Negli ultimi quarant’anni su Ischia è stato scritto moltissimo. Merito senz’altro del turismo che ovunque ha bisogno di iniziative editoriali a sostegno delle bellezze e delle eccellenze del territorio promosso. C’è un però: spesso la letteratura turistica finisce con l’amalgamare in un unico "potpourri" fonti documentarie e approcci diversi che invece meriterebbero di essere trattati separatamente, o quanto meno con maggior piglio scientifico. Da qualche tempo c’è in circolazione un libro che fa giustizia di quest’approccio olistico, guadagnando, e molto, in profondità di analisi. Anzi, la varietà di spunti offerti depone senz’altro a favore di una narrazione scientifica che non perde però di vista il fine divulgativo cui è preposta.
Il libro è "Il vulcano Ischia" (Imagaenaria edizioni, 2011) scritto dal geologo ischitano, da tempo residente a Madrid, Massimo Mattera, e affronta dal punto di vista letterario, storico e propriamente geologico (il sottotitolo di copertina è: miti, storia, scienza) l’intreccio tra vulcanesimo e antropizzazione dell’isola d’Ischia. Da subito, risulta evidente che nel caso di Ischia è la natura vulcanica del territorio a spiegare, quasi da sola, gli sviluppi umani e sociali dei suoi abitanti - dal neolitico sino all’attuale economia turistica.
Favoloso!
Del resto, la leggenda di Tifeo, il gigante che scuote di tanto in tanto l’isola perché costretto a giacervi per punizione divina (di Zeus) è la riprova della centralità di terremoti ed eruzioni nella storia della più grande delle isole flegree. Ancor più emblematico l’episodio, aggiunto in seguito, del pentimento del gigante per intercessione di Venere (Aphrodite) che, in attesa di una riconciliazione definitiva con Giove (Zeus), ottiene perlomeno dal mostro che le sue lacrime si trasformino in effluvi benefici (sorgenti termali, fumarole) per gli uomini.

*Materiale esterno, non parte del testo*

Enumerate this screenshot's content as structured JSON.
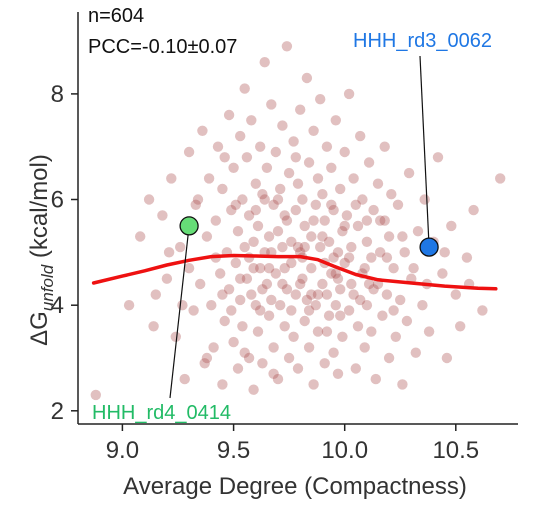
{
  "chart_data": {
    "type": "scatter",
    "xlabel": "Average Degree (Compactness)",
    "ylabel_main": "ΔG",
    "ylabel_sub": "unfold",
    "ylabel_rest": " (kcal/mol)",
    "xlim": [
      8.8,
      10.78
    ],
    "ylim": [
      1.75,
      9.55
    ],
    "x_ticks": [
      9.0,
      9.5,
      10.0,
      10.5
    ],
    "x_tick_labels": [
      "9.0",
      "9.5",
      "10.0",
      "10.5"
    ],
    "y_ticks": [
      2,
      4,
      6,
      8
    ],
    "y_tick_labels": [
      "2",
      "4",
      "6",
      "8"
    ],
    "stats": {
      "n": "n=604",
      "pcc": "PCC=-0.10±0.07"
    },
    "point_color": "#a94a4a",
    "trend_color": "#ee1111",
    "trend": [
      [
        8.87,
        4.42
      ],
      [
        9.0,
        4.55
      ],
      [
        9.1,
        4.65
      ],
      [
        9.2,
        4.76
      ],
      [
        9.3,
        4.85
      ],
      [
        9.4,
        4.92
      ],
      [
        9.5,
        4.94
      ],
      [
        9.6,
        4.93
      ],
      [
        9.7,
        4.92
      ],
      [
        9.8,
        4.92
      ],
      [
        9.88,
        4.86
      ],
      [
        9.95,
        4.74
      ],
      [
        10.05,
        4.58
      ],
      [
        10.15,
        4.48
      ],
      [
        10.3,
        4.42
      ],
      [
        10.45,
        4.36
      ],
      [
        10.6,
        4.32
      ],
      [
        10.68,
        4.31
      ]
    ],
    "highlights": [
      {
        "name": "HHH_rd4_0414",
        "x": 9.3,
        "y": 5.5,
        "color": "#66dd77",
        "text_color": "#22bb66",
        "label_anchor": "bottom-left"
      },
      {
        "name": "HHH_rd3_0062",
        "x": 10.38,
        "y": 5.1,
        "color": "#1f77e4",
        "text_color": "#1f77e4",
        "label_anchor": "top-right"
      }
    ],
    "points": [
      [
        8.88,
        2.3
      ],
      [
        9.03,
        4.0
      ],
      [
        9.08,
        5.3
      ],
      [
        9.12,
        6.0
      ],
      [
        9.15,
        4.2
      ],
      [
        9.18,
        5.7
      ],
      [
        9.2,
        4.5
      ],
      [
        9.22,
        6.4
      ],
      [
        9.24,
        3.4
      ],
      [
        9.26,
        5.1
      ],
      [
        9.28,
        2.6
      ],
      [
        9.3,
        4.7
      ],
      [
        9.3,
        6.9
      ],
      [
        9.32,
        3.9
      ],
      [
        9.33,
        5.9
      ],
      [
        9.35,
        4.4
      ],
      [
        9.36,
        7.3
      ],
      [
        9.37,
        2.9
      ],
      [
        9.38,
        5.3
      ],
      [
        9.39,
        6.4
      ],
      [
        9.4,
        4.0
      ],
      [
        9.41,
        3.2
      ],
      [
        9.42,
        5.6
      ],
      [
        9.43,
        7.0
      ],
      [
        9.44,
        4.6
      ],
      [
        9.45,
        2.5
      ],
      [
        9.45,
        6.2
      ],
      [
        9.46,
        3.7
      ],
      [
        9.47,
        5.0
      ],
      [
        9.48,
        7.6
      ],
      [
        9.48,
        4.3
      ],
      [
        9.49,
        5.8
      ],
      [
        9.5,
        3.3
      ],
      [
        9.5,
        6.6
      ],
      [
        9.51,
        4.8
      ],
      [
        9.52,
        2.8
      ],
      [
        9.52,
        5.4
      ],
      [
        9.53,
        7.2
      ],
      [
        9.53,
        4.1
      ],
      [
        9.54,
        6.0
      ],
      [
        9.54,
        3.6
      ],
      [
        9.55,
        5.1
      ],
      [
        9.55,
        8.1
      ],
      [
        9.56,
        4.5
      ],
      [
        9.56,
        6.8
      ],
      [
        9.57,
        3.0
      ],
      [
        9.57,
        5.7
      ],
      [
        9.58,
        4.2
      ],
      [
        9.58,
        7.5
      ],
      [
        9.59,
        5.2
      ],
      [
        9.59,
        2.4
      ],
      [
        9.6,
        6.3
      ],
      [
        9.6,
        4.0
      ],
      [
        9.61,
        5.5
      ],
      [
        9.61,
        3.5
      ],
      [
        9.62,
        7.0
      ],
      [
        9.62,
        4.7
      ],
      [
        9.63,
        6.1
      ],
      [
        9.63,
        2.9
      ],
      [
        9.64,
        5.0
      ],
      [
        9.64,
        8.6
      ],
      [
        9.65,
        4.4
      ],
      [
        9.65,
        6.6
      ],
      [
        9.66,
        3.8
      ],
      [
        9.66,
        5.3
      ],
      [
        9.67,
        7.8
      ],
      [
        9.67,
        4.1
      ],
      [
        9.68,
        5.9
      ],
      [
        9.68,
        3.2
      ],
      [
        9.69,
        6.9
      ],
      [
        9.69,
        4.6
      ],
      [
        9.7,
        5.4
      ],
      [
        9.7,
        2.6
      ],
      [
        9.71,
        6.2
      ],
      [
        9.71,
        4.0
      ],
      [
        9.72,
        7.4
      ],
      [
        9.72,
        5.1
      ],
      [
        9.73,
        3.6
      ],
      [
        9.73,
        5.7
      ],
      [
        9.74,
        4.3
      ],
      [
        9.74,
        8.9
      ],
      [
        9.75,
        6.5
      ],
      [
        9.75,
        3.0
      ],
      [
        9.76,
        5.2
      ],
      [
        9.76,
        4.8
      ],
      [
        9.77,
        7.1
      ],
      [
        9.77,
        3.4
      ],
      [
        9.78,
        5.8
      ],
      [
        9.78,
        4.2
      ],
      [
        9.79,
        6.3
      ],
      [
        9.79,
        2.8
      ],
      [
        9.8,
        5.0
      ],
      [
        9.8,
        7.7
      ],
      [
        9.81,
        4.5
      ],
      [
        9.81,
        6.0
      ],
      [
        9.82,
        3.7
      ],
      [
        9.82,
        5.5
      ],
      [
        9.83,
        8.3
      ],
      [
        9.83,
        4.1
      ],
      [
        9.84,
        6.7
      ],
      [
        9.84,
        3.2
      ],
      [
        9.85,
        5.3
      ],
      [
        9.85,
        4.7
      ],
      [
        9.86,
        7.3
      ],
      [
        9.86,
        2.5
      ],
      [
        9.87,
        5.9
      ],
      [
        9.87,
        4.0
      ],
      [
        9.88,
        6.4
      ],
      [
        9.88,
        3.5
      ],
      [
        9.89,
        5.1
      ],
      [
        9.89,
        7.9
      ],
      [
        9.9,
        4.4
      ],
      [
        9.9,
        6.1
      ],
      [
        9.91,
        2.9
      ],
      [
        9.91,
        5.6
      ],
      [
        9.92,
        4.2
      ],
      [
        9.92,
        7.0
      ],
      [
        9.93,
        3.8
      ],
      [
        9.93,
        5.2
      ],
      [
        9.94,
        6.6
      ],
      [
        9.94,
        4.6
      ],
      [
        9.95,
        3.1
      ],
      [
        9.95,
        5.8
      ],
      [
        9.96,
        4.0
      ],
      [
        9.96,
        7.5
      ],
      [
        9.97,
        5.0
      ],
      [
        9.97,
        2.7
      ],
      [
        9.98,
        6.2
      ],
      [
        9.98,
        4.3
      ],
      [
        9.99,
        5.4
      ],
      [
        9.99,
        3.4
      ],
      [
        10.0,
        6.9
      ],
      [
        10.0,
        4.8
      ],
      [
        10.01,
        5.7
      ],
      [
        10.02,
        3.9
      ],
      [
        10.02,
        8.0
      ],
      [
        10.03,
        5.1
      ],
      [
        10.04,
        4.2
      ],
      [
        10.04,
        6.4
      ],
      [
        10.05,
        2.8
      ],
      [
        10.06,
        5.5
      ],
      [
        10.06,
        3.6
      ],
      [
        10.07,
        7.2
      ],
      [
        10.08,
        4.6
      ],
      [
        10.08,
        6.0
      ],
      [
        10.09,
        3.2
      ],
      [
        10.1,
        5.2
      ],
      [
        10.1,
        4.0
      ],
      [
        10.11,
        6.7
      ],
      [
        10.12,
        4.9
      ],
      [
        10.12,
        3.5
      ],
      [
        10.13,
        5.8
      ],
      [
        10.14,
        2.6
      ],
      [
        10.15,
        4.4
      ],
      [
        10.15,
        6.3
      ],
      [
        10.16,
        5.0
      ],
      [
        10.17,
        3.8
      ],
      [
        10.18,
        5.6
      ],
      [
        10.18,
        7.0
      ],
      [
        10.19,
        4.2
      ],
      [
        10.2,
        3.0
      ],
      [
        10.2,
        5.3
      ],
      [
        10.21,
        6.1
      ],
      [
        10.22,
        4.7
      ],
      [
        10.23,
        3.4
      ],
      [
        10.24,
        5.9
      ],
      [
        10.25,
        4.1
      ],
      [
        10.26,
        2.5
      ],
      [
        10.27,
        5.0
      ],
      [
        10.28,
        3.7
      ],
      [
        10.29,
        6.5
      ],
      [
        10.3,
        4.5
      ],
      [
        10.32,
        3.1
      ],
      [
        10.33,
        5.4
      ],
      [
        10.35,
        4.0
      ],
      [
        10.36,
        6.0
      ],
      [
        10.38,
        3.5
      ],
      [
        10.4,
        5.2
      ],
      [
        10.42,
        6.8
      ],
      [
        10.44,
        4.6
      ],
      [
        10.46,
        3.0
      ],
      [
        10.48,
        5.5
      ],
      [
        10.5,
        4.2
      ],
      [
        10.52,
        3.6
      ],
      [
        10.55,
        4.9
      ],
      [
        10.58,
        5.8
      ],
      [
        10.62,
        3.9
      ],
      [
        10.7,
        6.4
      ],
      [
        9.14,
        3.6
      ],
      [
        9.21,
        5.0
      ],
      [
        9.27,
        4.0
      ],
      [
        9.34,
        6.0
      ],
      [
        9.38,
        3.0
      ],
      [
        9.42,
        4.9
      ],
      [
        9.46,
        6.8
      ],
      [
        9.49,
        3.9
      ],
      [
        9.51,
        5.9
      ],
      [
        9.55,
        3.1
      ],
      [
        9.57,
        4.9
      ],
      [
        9.6,
        5.8
      ],
      [
        9.62,
        3.9
      ],
      [
        9.64,
        6.0
      ],
      [
        9.66,
        4.7
      ],
      [
        9.68,
        2.7
      ],
      [
        9.7,
        6.0
      ],
      [
        9.72,
        4.4
      ],
      [
        9.74,
        5.6
      ],
      [
        9.76,
        3.9
      ],
      [
        9.78,
        6.8
      ],
      [
        9.8,
        4.4
      ],
      [
        9.82,
        5.1
      ],
      [
        9.84,
        3.9
      ],
      [
        9.86,
        5.6
      ],
      [
        9.88,
        4.2
      ],
      [
        9.9,
        5.3
      ],
      [
        9.92,
        3.5
      ],
      [
        9.94,
        5.9
      ],
      [
        9.96,
        4.6
      ],
      [
        9.98,
        3.8
      ],
      [
        10.0,
        5.5
      ],
      [
        10.03,
        4.4
      ],
      [
        10.05,
        5.9
      ],
      [
        10.07,
        4.1
      ],
      [
        10.1,
        5.6
      ],
      [
        10.13,
        4.3
      ],
      [
        10.16,
        5.6
      ],
      [
        10.19,
        4.9
      ],
      [
        10.22,
        3.9
      ],
      [
        10.26,
        5.3
      ],
      [
        10.31,
        4.7
      ],
      [
        10.37,
        4.4
      ],
      [
        10.45,
        5.0
      ],
      [
        10.56,
        4.4
      ],
      [
        9.53,
        4.5
      ],
      [
        9.59,
        4.7
      ],
      [
        9.67,
        5.0
      ],
      [
        9.73,
        4.7
      ],
      [
        9.79,
        5.1
      ],
      [
        9.85,
        4.2
      ],
      [
        9.91,
        4.8
      ],
      [
        9.97,
        4.5
      ],
      [
        10.02,
        4.9
      ],
      [
        10.09,
        4.7
      ],
      [
        9.45,
        4.2
      ],
      [
        9.63,
        4.3
      ],
      [
        9.81,
        4.9
      ],
      [
        9.95,
        4.9
      ],
      [
        10.11,
        4.4
      ]
    ]
  }
}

Nondimeno, Eretriesi e Calcidesi che per primi si insediarono sull’isola d’Ischia se non avessero trovato terreno fertile e ricco di minerali, difficilmente avrebbero potuto mettere a frutto il loro bagaglio di tecnologie e conoscenze, consentendo così la diffusione in tutto il bacino mediterraneo della coltivazione della vite e della lavorazione della terracotta.
La natura sa però essere anche matrigna: i fenomeni naturali determinano l’alternarsi di fasi di decadenza e sviluppo del territorio. Mattera correttamente ricorda come l’eruzione del Montagnone nel VII secolo a.C. indusse i Calcidesi ad abbandonare l’isola, e quella del 470 a.C. i Siracusani di Gerone I a fare altrettanto. Stesso destino per la colonia romana di Aenaria, distrutta da un'eruzione nel I secolo d.C., per non dire della terribile colata dell’Arso del 1302 che condannò lschia a decenni di saccheggi e marginalità storica.
Ma il cataclisma più devastante di tutti, che segna un prima e un dopo della millenaria storia dell’isola d’Ischia è senza dubbio
il terremoto di Casamicciola del 1883. Mattera racconta quei famosi 13 secondi che sconvolsero la cittadina termale e buona parte dell’isola d’Ischia dal punto di vista storico, urbanistico e geologico. Soprattutto per quel che riguarda gli ultimi due aspetti, l’autore giustamente osserva come il sisma fu l’occasione per la realizzazione di un piano di edilizia popolare che segnò l’introduzione di importanti novità (poi negli anni disattese) rispetto alle tecniche edilizie sin lì utilizzate, mentre, dal punto di geologico viene ribadita la maggiore difficoltà a predire gli eventi sismici in quei territori come Ischia dove tali fenomeni sono indissolubilmente legati all’attività magmatica del sottosuolo.
L’ultima parte del libro è dedicata appunto alla predittività dei fenomeni eruttivi, con una chiarezza espositiva che si fa beffe tanto degli inutili allarmismi, quanto di comportamenti che negano alla radice la questione. La raccomandazione per Ischia, non diversamente da quanto vale per qualsiasi territorio vulcanico, è il continuo monitoraggio di quelli che la letteratura scientifica chiama i "precursori", vale a dire quei fenomeni che generalmente precedono l’evento eruttivo (nel caso dell’arcipelago flegreo di cui Ischia fa parte, l’indicatore principe è il bradisismo), sulla cui signficatività, vanno calibrati, gli interventi di protezione possibili.